0 more than 1.5 ingot thicknesses for the second group Leads to the development of axial friability.

Taking into account that the direction of the hardening in the area of a subprofitable bridge of dense metal within the specified limits does not depend on the taper, its lower limit of 0.1% is performed for ingots with a large cross section, providing for 0 due to natural shrinkage free ingot ingot from the mold, the top 3% is for ingots with a small cross section, where the change in linear dimensions in absolute value with 5 shrinkage is insignificant. Further

increasing the taper is not effective and leads to a reduction in the weight of the ingot.

Making the ingot body radially at the points of transition from one taper to another makes it possible to avoid cracks in these places.

25.0 2.0 on the length, Ingots are cast in graphite molds of steel 10 and steel U13. The ingots cast from steel 10, which has a small interval of solidification, have an axial part that is almost equivalent to the macrostructure of py. When casting from steel U13, which has a temperature range of solidification, ingot No. 2 has a dense macrostructure of the axial part, while ingot No. 1 has a developed U-shaped segregation. Experiments show that when choosing parameters, ingots must be made differentiated according to the chemical composition of the steel. A differentiated approach to the choice of parameters has another practical side. Calculations made for ingots weighing 3.5 tons and having the parameters indicated in the table show that, all other things being equal, the ingot with parameters 1 has 20% less thickness under the profit than the ingot with parameters 2. The ingot of the described construction due to the use of The two faces of the two tapers, reduced in the lower and sub-profit parts and increased in the intermediate zone, ensure the concentration of solidification in the zone of axial looseness, the zone of development of the V-shaped segregation and allow in the bottom part (in the zone of the lower end) Sa) and in the near-profitable bridge of dense metal, where the taper does not affect the direction of solidification, to achieve an increase in the weight of these parts of the ingot. For the two other faces that are not involved in the formation of the axial region of the ingot, to ensure that the maximum weight is obtained, the taper is minimal and is determined from the condition

An ingot can be obtained in a cast-iron mold by casting with siphon or upper castings.

Were developed two ingots weighing 400 kg with the limits of the parameters that are listed in the table.

4.0 2.0 on length,

2.0 at a length equal to 1.5 of its equal to 2.0 of its thickness under the thickness at the bottom of the profit

Claims (2)

2.0 at a length equal to 0.1 equal to 1.0 of its thickness at the bottom of the profitable part of the free exit of the casting from the mold, In addition, the elimination of axial bluntness allows for the casting of ingots to increase in them the ratio of height to average diameter / D), which reduces the relative volume of the profitable part, i.e. reduced metal consumption for profit.

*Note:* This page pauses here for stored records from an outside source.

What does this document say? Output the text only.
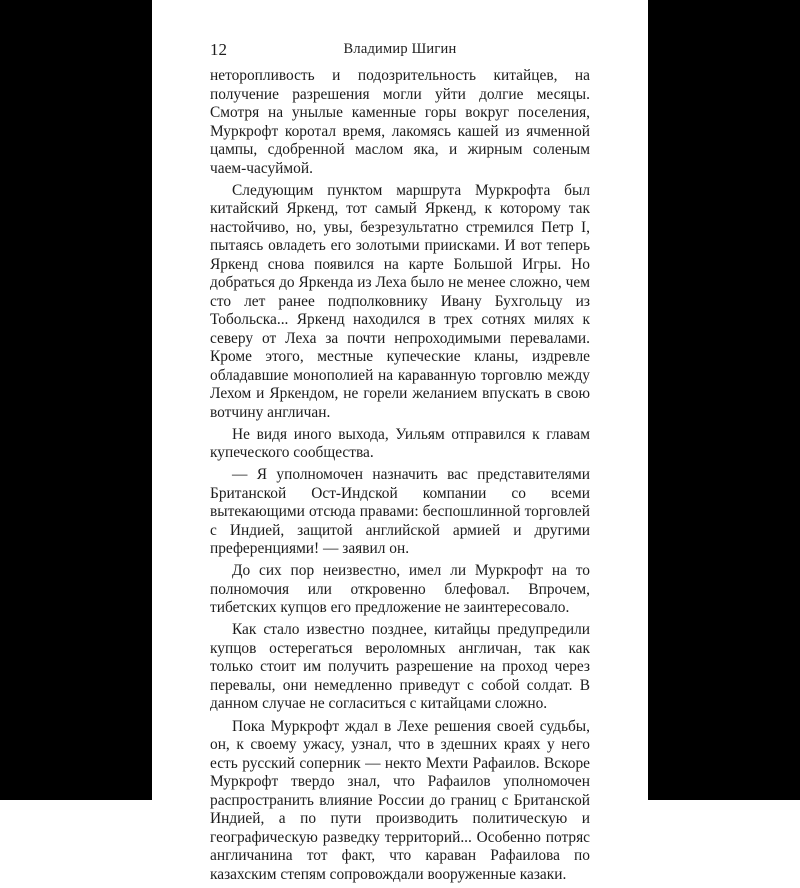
12	Владимир Шигин

неторопливость и подозрительность китайцев, на получение разрешения могли уйти долгие месяцы. Смотря на унылые каменные горы вокруг поселения, Муркрофт коротал время, лакомясь кашей из ячменной цампы, сдобренной маслом яка, и жирным соленым чаем-часуймой.

Следующим пунктом маршрута Муркрофта был китайский Яркенд, тот самый Яркенд, к которому так настойчиво, но, увы, безрезультатно стремился Петр I, пытаясь овладеть его золотыми приисками. И вот теперь Яркенд снова появился на карте Большой Игры. Но добраться до Яркенда из Леха было не менее сложно, чем сто лет ранее подполковнику Ивану Бухгольцу из Тобольска... Яркенд находился в трех сотнях милях к северу от Леха за почти непроходимыми перевалами. Кроме этого, местные купеческие кланы, издревле обладавшие монополией на караванную торговлю между Лехом и Яркендом, не горели желанием впускать в свою вотчину англичан.

Не видя иного выхода, Уильям отправился к главам купеческого сообщества.

— Я уполномочен назначить вас представителями Британской Ост-Индской компании со всеми вытекающими отсюда правами: беспошлинной торговлей с Индией, защитой английской армией и другими преференциями! — заявил он.

До сих пор неизвестно, имел ли Муркрофт на то полномочия или откровенно блефовал. Впрочем, тибетских купцов его предложение не заинтересовало.

Как стало известно позднее, китайцы предупредили купцов остерегаться вероломных англичан, так как только стоит им получить разрешение на проход через перевалы, они немедленно приведут с собой солдат. В данном случае не согласиться с китайцами сложно.

Пока Муркрофт ждал в Лехе решения своей судьбы, он, к своему ужасу, узнал, что в здешних краях у него есть русский соперник — некто Мехти Рафаилов. Вскоре Муркрофт твердо знал, что Рафаилов уполномочен распространить влияние России до границ с Британской Индией, а по пути производить политическую и географическую разведку территорий... Особенно потряс англичанина тот факт, что караван Рафаилова по казахским степям сопровождали вооруженные казаки.
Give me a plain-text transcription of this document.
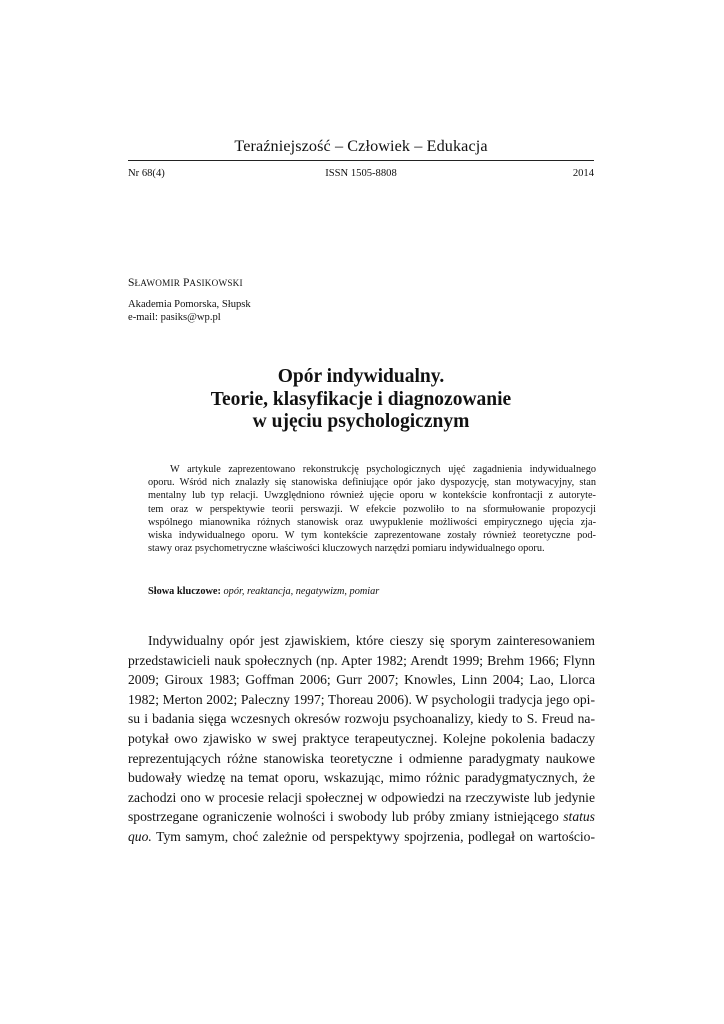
Teraźniejszość – Człowiek – Edukacja
Nr 68(4)	ISSN 1505-8808	2014
SŁAWOMIR PASIKOWSKI
Akademia Pomorska, Słupsk
e-mail: pasiks@wp.pl
Opór indywidualny.
Teorie, klasyfikacje i diagnozowanie
w ujęciu psychologicznym
W artykule zaprezentowano rekonstrukcję psychologicznych ujęć zagadnienia indywidualnego
oporu. Wśród nich znalazły się stanowiska definiujące opór jako dyspozycję, stan motywacyjny, stan
mentalny lub typ relacji. Uwzględniono również ujęcie oporu w kontekście konfrontacji z autoryte-
tem oraz w perspektywie teorii perswazji. W efekcie pozwoliło to na sformułowanie propozycji
wspólnego mianownika różnych stanowisk oraz uwypuklenie możliwości empirycznego ujęcia zja-
wiska indywidualnego oporu. W tym kontekście zaprezentowane zostały również teoretyczne pod-
stawy oraz psychometryczne właściwości kluczowych narzędzi pomiaru indywidualnego oporu.
Słowa kluczowe: opór, reaktancja, negatywizm, pomiar
Indywidualny opór jest zjawiskiem, które cieszy się sporym zainteresowaniem
przedstawicieli nauk społecznych (np. Apter 1982; Arendt 1999; Brehm 1966; Flynn
2009; Giroux 1983; Goffman 2006; Gurr 2007; Knowles, Linn 2004; Lao, Llorca
1982; Merton 2002; Paleczny 1997; Thoreau 2006). W psychologii tradycja jego opi-
su i badania sięga wczesnych okresów rozwoju psychoanalizy, kiedy to S. Freud na-
potykał owo zjawisko w swej praktyce terapeutycznej. Kolejne pokolenia badaczy
reprezentujących różne stanowiska teoretyczne i odmienne paradygmaty naukowe
budowały wiedzę na temat oporu, wskazując, mimo różnic paradygmatycznych, że
zachodzi ono w procesie relacji społecznej w odpowiedzi na rzeczywiste lub jedynie
spostrzegane ograniczenie wolności i swobody lub próby zmiany istniejącego status
quo. Tym samym, choć zależnie od perspektywy spojrzenia, podlegał on wartościo-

Invention 1. An ingot broadened upwards, consisting of a profit and an ingot body, two opposite faces of which are made with the same height of a total taper equal to 0.13, 0%, differing in the fact that, in order to improve the quality of the ingot the axial part and the increase in yield, the other two faces of the ingot are made along the height of the ingot body with different total taper, respectively, equal to 0.1-3.0% in the bottom part of the ingot at a height equal to 1.0-2.0 THICKNESSES in the bottom part 4.0-25.0% in the middle part of the ingot 0.1-3.0% in the sub-profit part of the ingot n and a height equal to 0.11, 5 thickness of the ingot at a profit. 2. An ingot according to claim 1, distinguishing with. the fact that his body in places of transition from one taper to another is made along the radius. Sources of information taken into account in the examination 1. Trubim G.Ya., Oyks G.N. Metals of Stsshi, open-hearth process. Part of the technological. M., Metaipplurgi, 1970, p. 621. 2. USSR author's certificate according to application code 2309806/02, cl. B 22 O 7/00, 1975.